Dem BKA schilderte Zschäpe zudem andere bislang unbekannte Vorgänge rund um die Waffenbeschaffung und die Rolle mutmaßlicher Helfer. Demnach überließ ein Unterstützer dem NSU eine weitere Schusswaffe – was die Ermittler nun zu klären versuchen. Außerdem, so Zschäpe zum BKA, habe dem NSU eine größere Menge Schwarzpulver zur Verfügung gestanden. Wenn die Terroristen ihr Versteck gewechselt hätten, sei der Explosivstoff jeweils mitgenommen worden. Dabei will Zschäpe aufgefallen sein, dass das Schwarzpulver immer weniger geworden sei – womöglich, weil Böhnhardt und Mundlos Teile davon verbraucht hätten.

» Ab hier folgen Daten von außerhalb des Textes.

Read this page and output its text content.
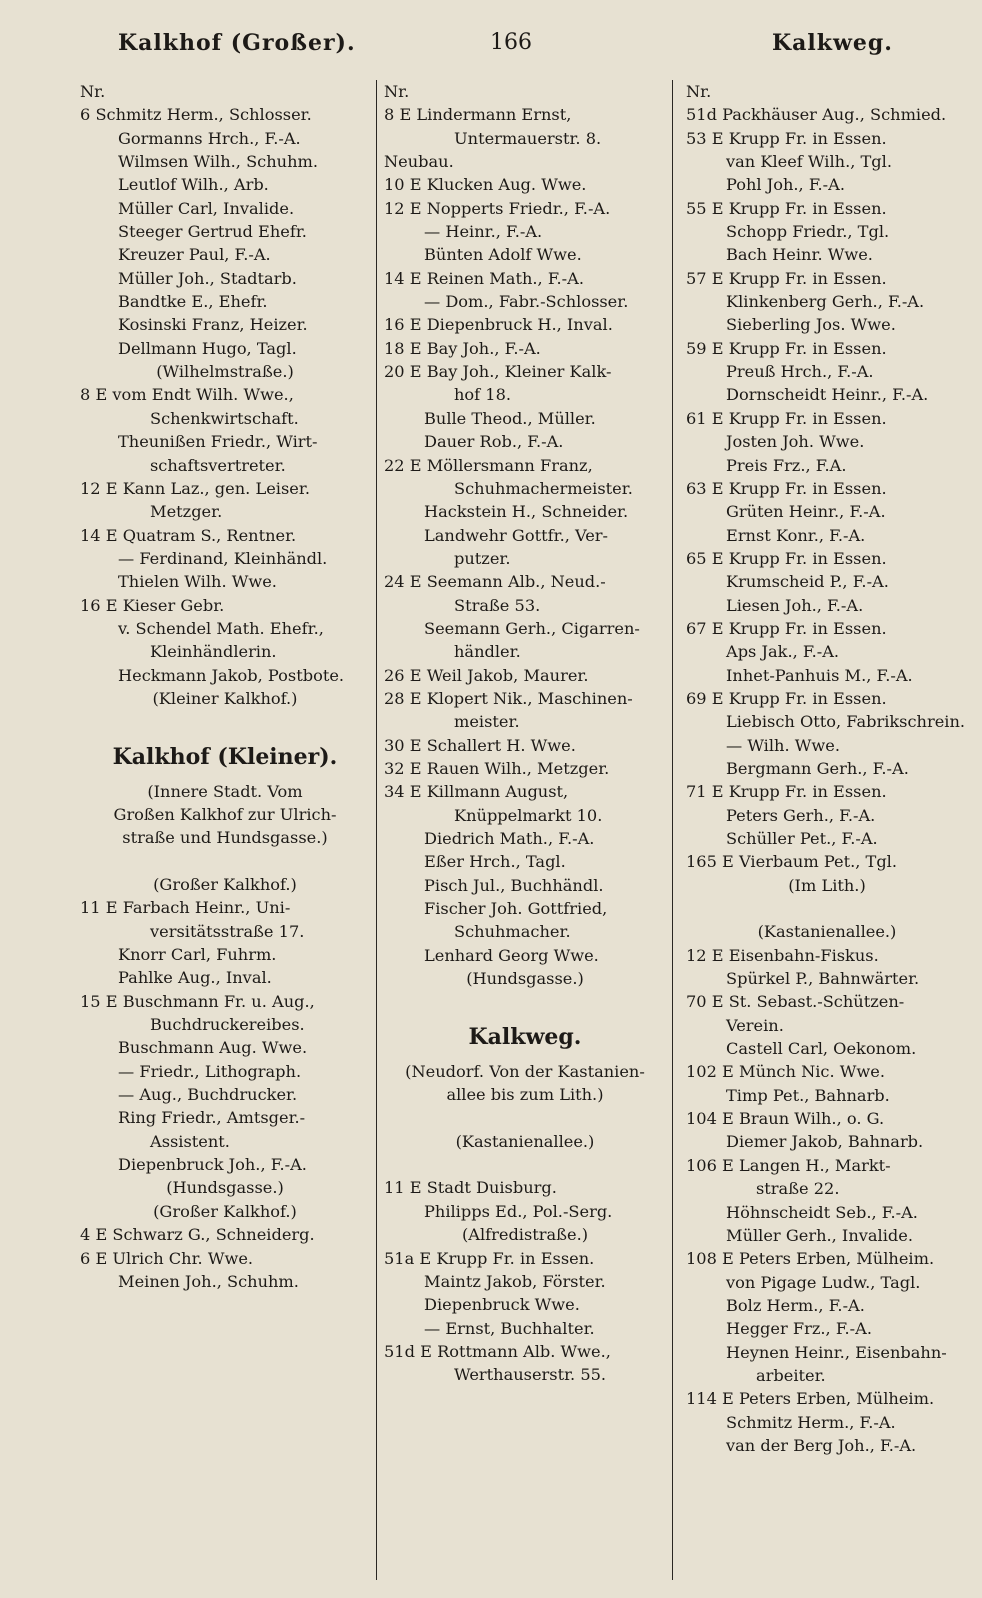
Kalkhof (Großer).	166	Kalkweg.
Nr.
6 Schmitz Herm., Schlosser.
Gormanns Hrch., F.-A.
Wilmsen Wilh., Schuhm.
Leutlof Wilh., Arb.
Müller Carl, Invalide.
Steeger Gertrud Ehefr.
Kreuzer Paul, F.-A.
Müller Joh., Stadtarb.
Bandtke E., Ehefr.
Kosinski Franz, Heizer.
Dellmann Hugo, Tagl.
(Wilhelmstraße.)
8 E vom Endt Wilh. Wwe.,
Schenkwirtschaft.
Theunißen Friedr., Wirt-
schaftsvertreter.
12 E Kann Laz., gen. Leiser.
Metzger.
14 E Quatram S., Rentner.
— Ferdinand, Kleinhändl.
Thielen Wilh. Wwe.
16 E Kieser Gebr.
v. Schendel Math. Ehefr.,
Kleinhändlerin.
Heckmann Jakob, Postbote.
(Kleiner Kalkhof.)
Kalkhof (Kleiner).
(Innere Stadt. Vom
Großen Kalkhof zur Ulrich-
straße und Hundsgasse.)
(Großer Kalkhof.)
11 E Farbach Heinr., Uni-
versitätsstraße 17.
Knorr Carl, Fuhrm.
Pahlke Aug., Inval.
15 E Buschmann Fr. u. Aug.,
Buchdruckereibes.
Buschmann Aug. Wwe.
— Friedr., Lithograph.
— Aug., Buchdrucker.
Ring Friedr., Amtsger.-
Assistent.
Diepenbruck Joh., F.-A.
(Hundsgasse.)
(Großer Kalkhof.)
4 E Schwarz G., Schneiderg.
6 E Ulrich Chr. Wwe.
Meinen Joh., Schuhm.
Nr.
8 E Lindermann Ernst,
Untermauerstr. 8.
Neubau.
10 E Klucken Aug. Wwe.
12 E Nopperts Friedr., F.-A.
— Heinr., F.-A.
Bünten Adolf Wwe.
14 E Reinen Math., F.-A.
— Dom., Fabr.-Schlosser.
16 E Diepenbruck H., Inval.
18 E Bay Joh., F.-A.
20 E Bay Joh., Kleiner Kalk-
hof 18.
Bulle Theod., Müller.
Dauer Rob., F.-A.
22 E Möllersmann Franz,
Schuhmachermeister.
Hackstein H., Schneider.
Landwehr Gottfr., Ver-
putzer.
24 E Seemann Alb., Neud.-
Straße 53.
Seemann Gerh., Cigarren-
händler.
26 E Weil Jakob, Maurer.
28 E Klopert Nik., Maschinen-
meister.
30 E Schallert H. Wwe.
32 E Rauen Wilh., Metzger.
34 E Killmann August,
Knüppelmarkt 10.
Diedrich Math., F.-A.
Eßer Hrch., Tagl.
Pisch Jul., Buchhändl.
Fischer Joh. Gottfried,
Schuhmacher.
Lenhard Georg Wwe.
(Hundsgasse.)
Kalkweg.
(Neudorf. Von der Kastanien-
allee bis zum Lith.)
(Kastanienallee.)
11 E Stadt Duisburg.
Philipps Ed., Pol.-Serg.
(Alfredistraße.)
51a E Krupp Fr. in Essen.
Maintz Jakob, Förster.
Diepenbruck Wwe.
— Ernst, Buchhalter.
51d E Rottmann Alb. Wwe.,
Werthauserstr. 55.
Nr.
51d Packhäuser Aug., Schmied.
53 E Krupp Fr. in Essen.
van Kleef Wilh., Tgl.
Pohl Joh., F.-A.
55 E Krupp Fr. in Essen.
Schopp Friedr., Tgl.
Bach Heinr. Wwe.
57 E Krupp Fr. in Essen.
Klinkenberg Gerh., F.-A.
Sieberling Jos. Wwe.
59 E Krupp Fr. in Essen.
Preuß Hrch., F.-A.
Dornscheidt Heinr., F.-A.
61 E Krupp Fr. in Essen.
Josten Joh. Wwe.
Preis Frz., F.A.
63 E Krupp Fr. in Essen.
Grüten Heinr., F.-A.
Ernst Konr., F.-A.
65 E Krupp Fr. in Essen.
Krumscheid P., F.-A.
Liesen Joh., F.-A.
67 E Krupp Fr. in Essen.
Aps Jak., F.-A.
Inhet-Panhuis M., F.-A.
69 E Krupp Fr. in Essen.
Liebisch Otto, Fabrikschrein.
— Wilh. Wwe.
Bergmann Gerh., F.-A.
71 E Krupp Fr. in Essen.
Peters Gerh., F.-A.
Schüller Pet., F.-A.
165 E Vierbaum Pet., Tgl.
(Im Lith.)
(Kastanienallee.)
12 E Eisenbahn-Fiskus.
Spürkel P., Bahnwärter.
70 E St. Sebast.-Schützen-
Verein.
Castell Carl, Oekonom.
102 E Münch Nic. Wwe.
Timp Pet., Bahnarb.
104 E Braun Wilh., o. G.
Diemer Jakob, Bahnarb.
106 E Langen H., Markt-
straße 22.
Höhnscheidt Seb., F.-A.
Müller Gerh., Invalide.
108 E Peters Erben, Mülheim.
von Pigage Ludw., Tagl.
Bolz Herm., F.-A.
Hegger Frz., F.-A.
Heynen Heinr., Eisenbahn-
arbeiter.
114 E Peters Erben, Mülheim.
Schmitz Herm., F.-A.
van der Berg Joh., F.-A.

Bei zwei Anschlägen, die dem NSU zugerechnet werden, wurde tatsächlich Schwarzpulver verwendet: Einen der Sprengsätze hatten die Terroristen 2001 in einem Lebensmittelladen in Köln deponiert, ein anderer war in einer präparierten Taschenlampe verborgen, die 1999 in einer Nürnberger Gaststätte explodierte.
NSU-Signatur am Tatort
In ihren Vernehmungen machte Zschäpe nach SPIEGEL-Informationen zudem Angaben zu Motiv und Tatablauf des Mordes an der 22-jährigen Polizeibeamtin Michèle Kiesewetter in Heilbronn. Demnach diente der Anschlag auf Kiesewetter und ihren Kollegen Martin A. allein der Waffenbeschaffung. Die Pistolen, die sich Böhnhardt und Mundlos im Untergrund besorgt hatten, seien ihnen nicht mehr zuverlässig genug gewesen – deshalb hätten sie an Polizeiwaffen kommen wollen.

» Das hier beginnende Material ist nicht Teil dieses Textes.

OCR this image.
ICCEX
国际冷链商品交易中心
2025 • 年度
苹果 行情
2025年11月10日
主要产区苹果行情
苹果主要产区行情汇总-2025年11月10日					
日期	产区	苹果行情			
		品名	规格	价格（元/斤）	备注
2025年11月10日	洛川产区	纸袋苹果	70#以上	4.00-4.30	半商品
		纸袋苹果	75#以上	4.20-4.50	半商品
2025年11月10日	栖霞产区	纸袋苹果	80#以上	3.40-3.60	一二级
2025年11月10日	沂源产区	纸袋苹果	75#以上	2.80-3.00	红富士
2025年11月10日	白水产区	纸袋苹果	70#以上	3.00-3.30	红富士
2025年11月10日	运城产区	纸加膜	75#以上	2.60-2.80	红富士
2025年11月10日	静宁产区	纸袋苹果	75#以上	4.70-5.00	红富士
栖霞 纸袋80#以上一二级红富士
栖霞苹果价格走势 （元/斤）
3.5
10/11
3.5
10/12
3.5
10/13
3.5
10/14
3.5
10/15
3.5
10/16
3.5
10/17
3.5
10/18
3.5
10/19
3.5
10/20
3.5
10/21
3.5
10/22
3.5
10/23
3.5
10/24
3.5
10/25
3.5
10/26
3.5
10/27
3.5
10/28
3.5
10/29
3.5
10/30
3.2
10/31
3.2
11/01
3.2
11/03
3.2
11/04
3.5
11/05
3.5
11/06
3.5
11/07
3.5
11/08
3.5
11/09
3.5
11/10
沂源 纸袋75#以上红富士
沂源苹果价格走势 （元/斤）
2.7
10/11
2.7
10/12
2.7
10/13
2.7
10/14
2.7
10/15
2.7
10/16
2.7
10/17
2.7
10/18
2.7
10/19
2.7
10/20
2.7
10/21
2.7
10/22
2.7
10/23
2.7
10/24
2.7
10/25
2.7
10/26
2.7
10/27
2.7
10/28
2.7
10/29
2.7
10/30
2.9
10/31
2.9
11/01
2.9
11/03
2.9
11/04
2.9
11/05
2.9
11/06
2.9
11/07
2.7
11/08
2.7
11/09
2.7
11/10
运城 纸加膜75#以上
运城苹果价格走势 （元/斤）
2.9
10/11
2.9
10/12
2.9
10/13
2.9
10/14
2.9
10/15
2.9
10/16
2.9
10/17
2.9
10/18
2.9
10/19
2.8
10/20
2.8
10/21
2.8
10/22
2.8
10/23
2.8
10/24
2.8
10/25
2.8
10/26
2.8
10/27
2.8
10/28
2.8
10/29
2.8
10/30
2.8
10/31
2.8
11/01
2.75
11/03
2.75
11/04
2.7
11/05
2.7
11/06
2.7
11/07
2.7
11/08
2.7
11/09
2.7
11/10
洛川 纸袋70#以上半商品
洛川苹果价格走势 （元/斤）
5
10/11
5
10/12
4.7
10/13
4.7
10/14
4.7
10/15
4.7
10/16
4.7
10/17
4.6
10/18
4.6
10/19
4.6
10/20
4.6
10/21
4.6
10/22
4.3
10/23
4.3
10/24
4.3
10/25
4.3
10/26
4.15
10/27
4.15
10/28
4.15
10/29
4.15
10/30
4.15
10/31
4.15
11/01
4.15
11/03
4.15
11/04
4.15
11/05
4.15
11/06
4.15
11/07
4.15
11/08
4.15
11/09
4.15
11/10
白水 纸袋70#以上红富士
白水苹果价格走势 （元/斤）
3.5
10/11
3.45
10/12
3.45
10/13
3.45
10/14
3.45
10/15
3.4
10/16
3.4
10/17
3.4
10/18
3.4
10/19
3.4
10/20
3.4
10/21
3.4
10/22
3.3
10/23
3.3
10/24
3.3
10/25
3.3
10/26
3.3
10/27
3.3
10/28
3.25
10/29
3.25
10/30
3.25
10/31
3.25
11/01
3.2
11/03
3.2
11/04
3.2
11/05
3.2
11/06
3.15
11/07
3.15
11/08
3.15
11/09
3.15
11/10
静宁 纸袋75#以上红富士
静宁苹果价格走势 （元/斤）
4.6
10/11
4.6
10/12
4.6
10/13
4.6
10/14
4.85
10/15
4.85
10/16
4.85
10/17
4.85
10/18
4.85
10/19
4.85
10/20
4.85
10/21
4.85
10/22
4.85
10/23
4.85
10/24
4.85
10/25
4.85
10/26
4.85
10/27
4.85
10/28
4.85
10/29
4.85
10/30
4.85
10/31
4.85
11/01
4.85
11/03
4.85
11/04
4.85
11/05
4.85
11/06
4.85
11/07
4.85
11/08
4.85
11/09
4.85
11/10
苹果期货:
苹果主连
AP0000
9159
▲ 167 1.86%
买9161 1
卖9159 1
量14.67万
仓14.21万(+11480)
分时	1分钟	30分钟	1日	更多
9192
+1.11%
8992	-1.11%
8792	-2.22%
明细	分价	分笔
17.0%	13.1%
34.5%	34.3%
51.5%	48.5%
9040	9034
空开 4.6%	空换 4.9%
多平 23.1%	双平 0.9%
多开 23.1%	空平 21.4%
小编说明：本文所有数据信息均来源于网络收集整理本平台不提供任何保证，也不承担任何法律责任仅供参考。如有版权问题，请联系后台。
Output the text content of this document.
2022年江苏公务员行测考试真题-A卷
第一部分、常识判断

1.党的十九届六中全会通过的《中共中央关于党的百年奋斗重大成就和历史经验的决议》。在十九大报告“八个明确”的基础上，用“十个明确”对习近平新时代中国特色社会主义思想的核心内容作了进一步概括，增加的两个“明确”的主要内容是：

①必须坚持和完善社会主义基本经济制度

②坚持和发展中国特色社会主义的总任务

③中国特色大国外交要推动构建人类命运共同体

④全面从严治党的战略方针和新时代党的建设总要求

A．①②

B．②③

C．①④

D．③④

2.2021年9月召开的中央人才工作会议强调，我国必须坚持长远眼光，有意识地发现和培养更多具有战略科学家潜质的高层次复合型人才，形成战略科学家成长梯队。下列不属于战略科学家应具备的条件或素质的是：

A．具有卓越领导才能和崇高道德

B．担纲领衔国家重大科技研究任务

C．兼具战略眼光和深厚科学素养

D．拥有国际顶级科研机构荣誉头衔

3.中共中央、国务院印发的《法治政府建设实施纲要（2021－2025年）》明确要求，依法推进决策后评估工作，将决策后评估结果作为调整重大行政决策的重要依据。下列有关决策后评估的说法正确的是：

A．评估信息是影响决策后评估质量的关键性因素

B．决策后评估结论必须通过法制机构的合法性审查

Zum Tatzeitpunkt im April 2007 saßen die beiden Beamten in ihrem Streifenwagen und machten Pause, als sich von hinten zwei Männer näherten. Zschäpe zufolge schoss Mundlos auf Martin A., während Böhnhardt auf Kiesewetter feuerte. Die junge Polizistin starb, ihr Kollege überlebte mit schwersten Verletzungen. Zschäpe zufolge erzählte Böhnhardt ihr später, dass er am Tatort die Buchstaben »NSU« an einer Wand hinterlassen habe. Tatsächlich fand sich an der Backsteinmauer des Trafohäuschens, neben dem der Streifenwagen parkte, ein solcher Schriftzug – bei den damaligen Ermittlungen erkannte jedoch niemand seine Bedeutung.

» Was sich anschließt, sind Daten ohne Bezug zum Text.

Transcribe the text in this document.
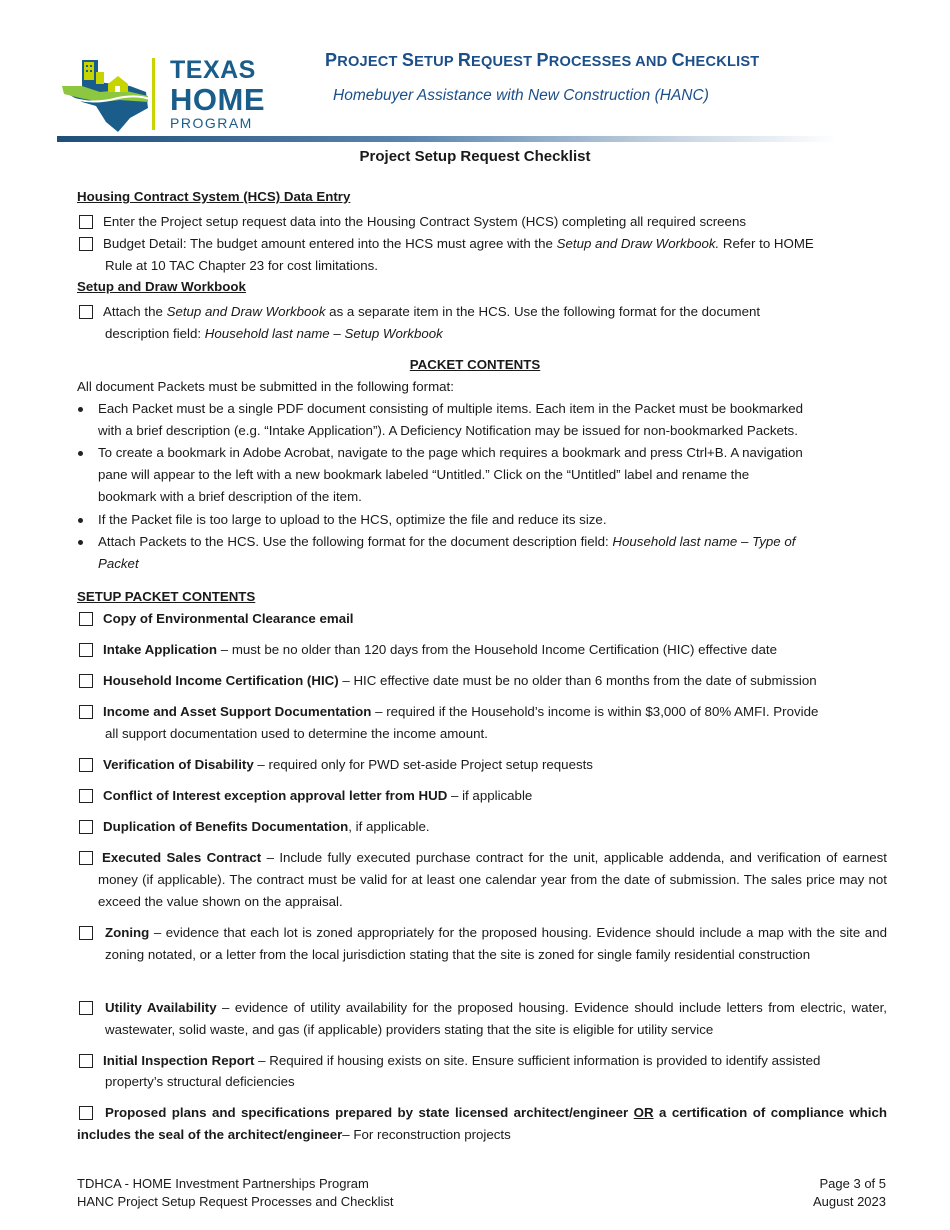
TEXAS
HOME
PROGRAM
PROJECT SETUP REQUEST PROCESSES AND CHECKLIST
Homebuyer Assistance with New Construction (HANC)
Project Setup Request Checklist
Housing Contract System (HCS) Data Entry
Enter the Project setup request data into the Housing Contract System (HCS) completing all required screens
Budget Detail: The budget amount entered into the HCS must agree with the Setup and Draw Workbook. Refer to HOME
Rule at 10 TAC Chapter 23 for cost limitations.
Setup and Draw Workbook
Attach the Setup and Draw Workbook as a separate item in the HCS. Use the following format for the document
description field: Household last name – Setup Workbook
PACKET CONTENTS
All document Packets must be submitted in the following format:
Each Packet must be a single PDF document consisting of multiple items. Each item in the Packet must be bookmarked
with a brief description (e.g. “Intake Application”). A Deficiency Notification may be issued for non-bookmarked Packets.
To create a bookmark in Adobe Acrobat, navigate to the page which requires a bookmark and press Ctrl+B. A navigation
pane will appear to the left with a new bookmark labeled “Untitled.” Click on the “Untitled” label and rename the
bookmark with a brief description of the item.
If the Packet file is too large to upload to the HCS, optimize the file and reduce its size.
Attach Packets to the HCS. Use the following format for the document description field: Household last name – Type of
Packet
SETUP PACKET CONTENTS
Copy of Environmental Clearance email
Intake Application – must be no older than 120 days from the Household Income Certification (HIC) effective date
Household Income Certification (HIC) – HIC effective date must be no older than 6 months from the date of submission
Income and Asset Support Documentation – required if the Household’s income is within $3,000 of 80% AMFI. Provide
all support documentation used to determine the income amount.
Verification of Disability – required only for PWD set-aside Project setup requests
Conflict of Interest exception approval letter from HUD – if applicable
Duplication of Benefits Documentation, if applicable.
Executed Sales Contract – Include fully executed purchase contract for the unit, applicable addenda, and verification of earnest money (if applicable). The contract must be valid for at least one calendar year from the date of submission. The sales price may not exceed the value shown on the appraisal.
Zoning – evidence that each lot is zoned appropriately for the proposed housing. Evidence should include a map with the site and zoning notated, or a letter from the local jurisdiction stating that the site is zoned for single family residential construction
Utility Availability – evidence of utility availability for the proposed housing. Evidence should include letters from electric, water, wastewater, solid waste, and gas (if applicable) providers stating that the site is eligible for utility service
Initial Inspection Report – Required if housing exists on site. Ensure sufficient information is provided to identify assisted
property’s structural deficiencies
Proposed plans and specifications prepared by state licensed architect/engineer OR a certification of compliance which includes the seal of the architect/engineer– For reconstruction projects
TDHCA - HOME Investment Partnerships Program
HANC Project Setup Request Processes and Checklist
Page 3 of 5
August 2023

Wie glaubhaft Zschäpes Aussagen sind, werden die weiteren Ermittlungen zeigen. In einem Fall lieferte die Terroristin der Bundesanwaltschaft aber bereits wichtige Anhaltspunkte: So beruht die Ende Februar erhobene Anklage gegen die mutmaßliche NSU-Unterstützerin Susann E. zum Teil auf Angaben, die Zschäpe beim BKA machte. Dem Vernehmen nach soll sie angegeben haben, dass sie sich inzwischen von der rechtsextremen Szene distanziere.